Malaysia on Saturday barred former Prime Minister Najib Razak and his wife from leaving the country, amid multiple reports that they had planned to depart on a private plane for Indonesia.
The ban was announced on Facebook as Malaysian reporters mobbed the entrance to the small Subang International Airport outside Kuala Lumpur, said to be the place where the former first couple would board the jet.
“The Immigration Department of Malaysia wants to confirm that Dato Sri Najib Tun Abdul Razak and Datin Sri Rosmah Mansor have just been blacklisted from going abroad,” said a notice posted on the department's Facebook page at around 11:20 a.m. local time. The plane had reportedly been scheduled to depart at 10 a.m.
Najib said he had been informed of the decision in a tweet sent around noon.
“I respect the order and will be with my family in the country,” it said.
In a long statement posted moments earlier on his Facebook page, Najib said he would be going abroad to relax and ponder his political future.
“My family and I will be traveling abroad starting today to relax after the end of the 14th General Election,” it said.
He added that he was “fully responsible” for the outcome of the election, as president of the United Malays National Organization (UMNO) and the coalition it anchored, the Barisan Nasional (BN).
“During this period, I will decide on my position as President of UMNO and Barisan Nasional Chairman, taking into account the deterioration of the people's support for Barisan Nasional in the 14th General Election,” he said.
“Upon returning home next week, I will announce the decision and my future plans.”
Najib apologized to Malaysians and said he was “taking a break” after a long political career and bruising electoral fight, in a series of tweets earlier in the day that had a farewell tone.
“I pray that after this divisive period, the country will unite. I apologize for any shortcomings and mistakes, and I thank you, the people, for the opportunity to lead our great nation. It has been the honor of my lifetime to serve you and Malaysia.”
Resignation calls at UMNO anniversary
Najib’s government was routed in an electoral landslide Wednesday after three years of fending off corruption allegations amid international money-laundering probes linked to billions of dollars allegedly siphoned from Malaysian state fund 1MDB, which Najib had founded.
New Prime Minister Mahathir Mohamad had pledged during his campaign to work to get back that money and to prosecute those who broke the law.
On Friday, a sombre Najib attended the annual celebration of the founding of UMNO, which had ruled Malaysia since the country gained independence in 1957.

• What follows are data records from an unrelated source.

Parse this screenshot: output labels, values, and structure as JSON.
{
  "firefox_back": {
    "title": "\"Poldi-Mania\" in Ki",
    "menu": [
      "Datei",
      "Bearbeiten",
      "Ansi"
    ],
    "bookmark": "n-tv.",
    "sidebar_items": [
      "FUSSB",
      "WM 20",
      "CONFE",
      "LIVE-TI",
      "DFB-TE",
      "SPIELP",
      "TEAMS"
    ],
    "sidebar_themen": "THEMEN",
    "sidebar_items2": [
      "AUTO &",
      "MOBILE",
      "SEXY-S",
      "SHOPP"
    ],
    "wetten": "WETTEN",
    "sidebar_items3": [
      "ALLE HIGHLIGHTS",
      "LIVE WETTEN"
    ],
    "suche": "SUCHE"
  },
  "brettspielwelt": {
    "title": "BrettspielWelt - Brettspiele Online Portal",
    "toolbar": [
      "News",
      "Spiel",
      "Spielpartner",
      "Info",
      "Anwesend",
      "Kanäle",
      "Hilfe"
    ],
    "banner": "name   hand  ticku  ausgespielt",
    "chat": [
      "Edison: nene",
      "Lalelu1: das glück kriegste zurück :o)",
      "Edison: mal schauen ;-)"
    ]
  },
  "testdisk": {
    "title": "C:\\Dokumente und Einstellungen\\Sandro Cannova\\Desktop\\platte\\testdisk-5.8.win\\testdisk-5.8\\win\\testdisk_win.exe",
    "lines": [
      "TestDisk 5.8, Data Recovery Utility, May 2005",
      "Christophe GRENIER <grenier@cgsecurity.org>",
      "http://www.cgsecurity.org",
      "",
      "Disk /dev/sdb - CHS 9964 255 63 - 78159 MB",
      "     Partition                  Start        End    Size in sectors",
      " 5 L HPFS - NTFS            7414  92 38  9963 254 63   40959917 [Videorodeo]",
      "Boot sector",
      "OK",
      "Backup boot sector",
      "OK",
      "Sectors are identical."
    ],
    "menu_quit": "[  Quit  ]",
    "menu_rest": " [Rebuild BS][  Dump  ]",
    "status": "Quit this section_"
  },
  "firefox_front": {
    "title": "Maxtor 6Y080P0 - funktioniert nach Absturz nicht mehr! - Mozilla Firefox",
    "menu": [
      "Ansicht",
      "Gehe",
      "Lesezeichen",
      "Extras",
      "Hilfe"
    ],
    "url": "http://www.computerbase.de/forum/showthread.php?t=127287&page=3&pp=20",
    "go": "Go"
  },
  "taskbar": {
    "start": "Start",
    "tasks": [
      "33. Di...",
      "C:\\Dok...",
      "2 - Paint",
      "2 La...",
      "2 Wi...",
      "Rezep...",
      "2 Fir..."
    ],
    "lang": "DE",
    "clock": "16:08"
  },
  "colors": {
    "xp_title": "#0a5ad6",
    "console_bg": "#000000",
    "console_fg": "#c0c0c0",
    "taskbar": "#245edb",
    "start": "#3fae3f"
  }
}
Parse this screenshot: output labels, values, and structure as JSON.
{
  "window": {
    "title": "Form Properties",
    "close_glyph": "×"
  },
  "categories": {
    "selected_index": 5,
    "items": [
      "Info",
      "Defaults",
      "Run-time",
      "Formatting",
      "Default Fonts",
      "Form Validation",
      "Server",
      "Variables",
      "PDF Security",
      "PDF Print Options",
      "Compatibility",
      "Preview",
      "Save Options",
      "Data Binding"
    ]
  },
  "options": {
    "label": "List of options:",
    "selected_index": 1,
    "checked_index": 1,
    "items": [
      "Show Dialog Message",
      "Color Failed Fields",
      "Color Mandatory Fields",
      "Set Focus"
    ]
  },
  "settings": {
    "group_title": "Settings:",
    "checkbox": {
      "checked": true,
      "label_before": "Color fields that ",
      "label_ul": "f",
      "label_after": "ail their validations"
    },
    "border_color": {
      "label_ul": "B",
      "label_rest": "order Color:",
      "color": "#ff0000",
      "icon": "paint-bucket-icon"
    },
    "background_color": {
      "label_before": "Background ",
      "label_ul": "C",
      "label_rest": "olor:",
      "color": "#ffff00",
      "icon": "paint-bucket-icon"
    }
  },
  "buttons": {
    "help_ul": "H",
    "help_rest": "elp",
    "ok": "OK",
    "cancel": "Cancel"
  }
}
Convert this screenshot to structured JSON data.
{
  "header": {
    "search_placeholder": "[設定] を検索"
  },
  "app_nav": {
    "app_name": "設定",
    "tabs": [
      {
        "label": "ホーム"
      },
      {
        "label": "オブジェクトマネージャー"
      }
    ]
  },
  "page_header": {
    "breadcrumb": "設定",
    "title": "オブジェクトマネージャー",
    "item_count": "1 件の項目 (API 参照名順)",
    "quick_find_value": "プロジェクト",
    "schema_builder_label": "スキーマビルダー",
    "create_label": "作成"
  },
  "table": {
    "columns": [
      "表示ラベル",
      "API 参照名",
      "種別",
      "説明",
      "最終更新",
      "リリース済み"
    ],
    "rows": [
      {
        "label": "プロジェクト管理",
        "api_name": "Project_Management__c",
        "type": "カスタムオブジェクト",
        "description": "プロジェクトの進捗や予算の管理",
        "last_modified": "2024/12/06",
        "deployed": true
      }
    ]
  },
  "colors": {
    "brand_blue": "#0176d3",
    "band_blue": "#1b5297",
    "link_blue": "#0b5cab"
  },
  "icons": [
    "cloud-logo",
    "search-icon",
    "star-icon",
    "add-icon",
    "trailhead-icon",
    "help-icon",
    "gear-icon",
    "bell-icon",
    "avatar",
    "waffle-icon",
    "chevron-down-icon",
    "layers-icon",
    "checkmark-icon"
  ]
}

Members of UMNO’s youth wing used the occasion to demand that the 64-year-old resign from the party.
“Datuk Seri Mohd Najib is the main cause of Barisan Nasional’s defeat at both the central and state levels,” Rafizal Abd Rahim, an UMNO youth leader from Penang, told BenarNews.
“He needs to appreciate what he always called his ‘big spirit’ and immediately hand over UMNO’s top leadership to a person more qualified than him.”
In a press conference on Thursday in which he acknowledged his election defeat, Najib said his government had elevated Malaysians’ quality of life, but "there are things that are not perfect in the time when we were in power."
While discussing plans for his cabinet on Friday, Mahathir told reporters that a few top government officials were facing the risk of being removed from their positions.
“Our intention is to go for people who have shown a tendency to be corrupt or who have committed known corrupt acts,” Mahathir said.
Analysts said among those in the firing line could be Attorney General Apandi Ali, who had cleared Najib of corruption allegations related to 1MDB.
The U.S. Department of Justice is trying to recover more than $1.7 billion in real-estate and other assets allegedly siphoned off through complex transactions from 1MDB, which Najib formed in 2009 ostensibly to pursue projects that would benefit Malaysian citizens through development projects.
Court documents allege that about U.S. $681 million of 1MDB funds were diverted into Najib’s personal bank accounts, but Najib said the money came as a political donation from a member of the Saudi royal family.
“At the moment the AG [attorney general] has undermined his own credibility. He has hidden evidence of wrongdoing and that is wrong under the law,” Mahathir said.
Mahathir was sworn in as Malaysia’s seventh prime minister on Thursday, a day after the coalition he led defeated Barisan Nasional, winning 113 seats of the contested 222 parliamentary seats.